Из колодца воды не выпьешь — забита чистая криница черной золой.

За обгорелой яблоней показались двое. Впереди с почерневшим лицом идет Володя Щелкунов. За ним… да это Лявон Силивоныч! Они несут, как носилки, сорванную с петель калитку, а на ней что-то черное, обугленное, скрюченное. Нет, я не могу, у меня не хватит сил на это смотреть!..

Руки у деда в ожогах, в громадных волдырях и струпьях — копался, видно, в углях. Белая борода в саже. Измазанная копотью рубаха распахнута на впалой груди, на шее болтается медный крест на суровом шнурке. Взгляд его безумен, рот скошен в кривой улыбке.

— Вся вот сгорела, — бормочет он, поднимая на меня слезящиеся голубые глаза. — Девичье золотое колечко почти совсем расплавилось, а бусы я собрал… Нитка сгорела, так я бусы собрал. А я, старый, цел!.. Ее нет, а я цел!.. Выходит, нету бога! Или умер он… А пчелы все бунтуются, бунтуются пчелы, да…

Я что-то говорю деду, какие-то не те слова, но дед не слышит меня. А Щелкунов — на его руки тоже страшно смотреть — убитым голосом произносит:

— Он на лесной пасеке был, потому и уцелел. Тронулся дед… — А у Володьки глаза тоже сумасшедшие. — Рылись в углях. От боли, понимаешь, сердце у меня в обожженных руках билось. И мерещилось мне, будто это ее сердце в углях…

Едва слышно хрипит старик:

— Я видел ихний флаг фашистский — красный, черный и белый. Красный огонь, черные угли, белые кости..

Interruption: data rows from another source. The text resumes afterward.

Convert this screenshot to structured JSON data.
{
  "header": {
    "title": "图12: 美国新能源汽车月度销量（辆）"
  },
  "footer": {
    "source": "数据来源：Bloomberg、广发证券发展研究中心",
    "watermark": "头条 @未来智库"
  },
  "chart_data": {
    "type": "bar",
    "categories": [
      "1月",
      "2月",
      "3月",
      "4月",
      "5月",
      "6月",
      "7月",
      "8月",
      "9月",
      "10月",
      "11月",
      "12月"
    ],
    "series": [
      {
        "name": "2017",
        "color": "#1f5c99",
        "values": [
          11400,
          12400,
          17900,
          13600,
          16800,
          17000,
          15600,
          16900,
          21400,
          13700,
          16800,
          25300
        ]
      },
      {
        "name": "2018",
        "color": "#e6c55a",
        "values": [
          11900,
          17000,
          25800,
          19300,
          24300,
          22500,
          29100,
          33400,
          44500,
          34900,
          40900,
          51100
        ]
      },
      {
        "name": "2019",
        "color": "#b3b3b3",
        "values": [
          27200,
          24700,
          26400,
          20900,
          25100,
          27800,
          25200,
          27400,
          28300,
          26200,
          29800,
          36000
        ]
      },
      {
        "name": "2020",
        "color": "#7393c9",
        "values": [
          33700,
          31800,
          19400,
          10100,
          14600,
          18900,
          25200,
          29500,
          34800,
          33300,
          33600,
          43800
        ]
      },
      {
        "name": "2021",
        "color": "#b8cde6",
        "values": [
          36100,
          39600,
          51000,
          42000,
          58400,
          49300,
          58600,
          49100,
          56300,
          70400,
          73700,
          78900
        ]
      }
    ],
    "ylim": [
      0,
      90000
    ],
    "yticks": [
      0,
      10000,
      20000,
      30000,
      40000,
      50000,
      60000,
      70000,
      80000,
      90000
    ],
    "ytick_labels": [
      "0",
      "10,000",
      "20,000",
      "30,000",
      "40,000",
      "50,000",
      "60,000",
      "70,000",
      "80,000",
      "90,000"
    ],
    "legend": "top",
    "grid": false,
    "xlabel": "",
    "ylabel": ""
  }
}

Я не могу смотреть на Лявона Силивоныча и на Володю. И на то, что на носилках. Я ухожу, а вдали, замирая, разносится над пепелищем обжигающий душу крик:

— … прокляты, прокляты, прокляты!..

Под светлым пеплом пульсирует, вспыхивает язычками жар. Обуглившиеся венцы, кусок старинной иконы Христа-спасителя с черной от копоти фольгой.

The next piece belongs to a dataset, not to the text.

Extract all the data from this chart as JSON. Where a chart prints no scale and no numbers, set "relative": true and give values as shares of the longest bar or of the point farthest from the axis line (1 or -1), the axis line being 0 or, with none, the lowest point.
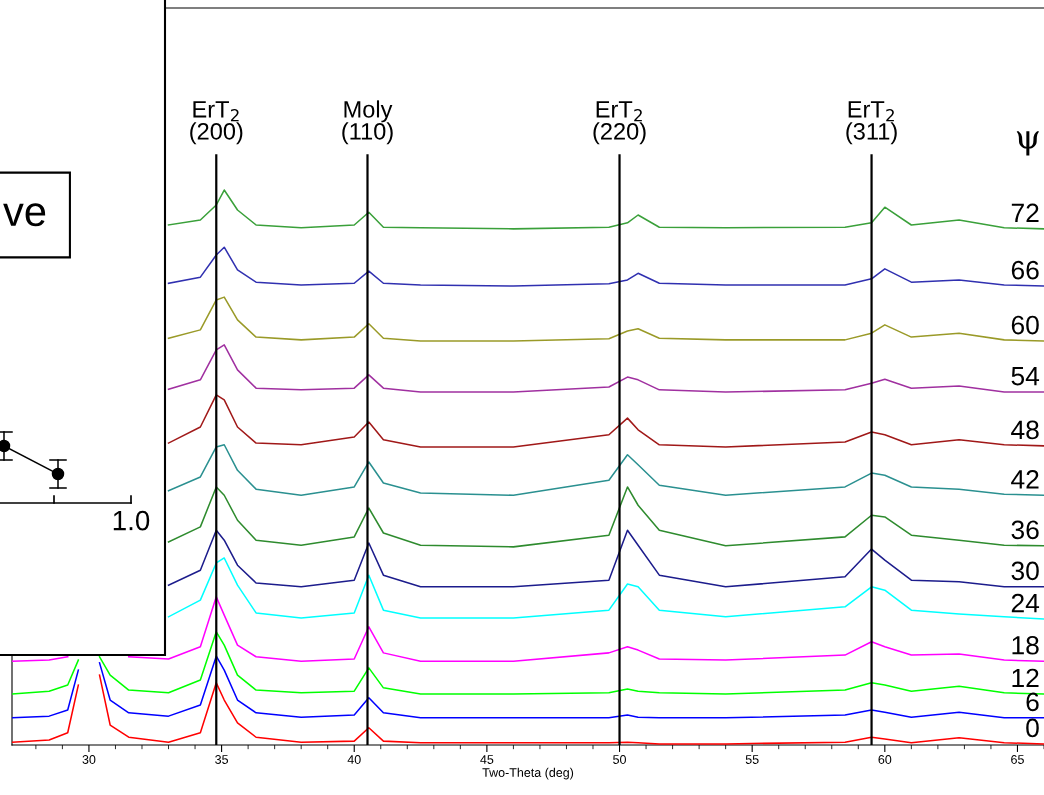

Десятки партизан рыли огромную могилу. Это была братская могила, и копали ее в тягостном молчании братья погибших — местные партизаны из Грудиновки и Смолицы, Хачинки и Заболотья, и окруженцы и беглые военнопленные из многих и многих городов и деревень Советского Союза. Когда начали собирать трупы, носилками служили садовые калитки, звенья заборов, уцелевшие от огня.

Во время пожара во все стороны разбегались опаленные куры, расползались обгорелые мыши. Я увидел одну такую мышь, раздавленную на тропинке кованым эсэсовским сапогом, подбитым гвоздями с широкими шляпками. Вот так хотели рыцари черного корпуса Гиммлера раздавить всякое сопротивление на завоеванной земле…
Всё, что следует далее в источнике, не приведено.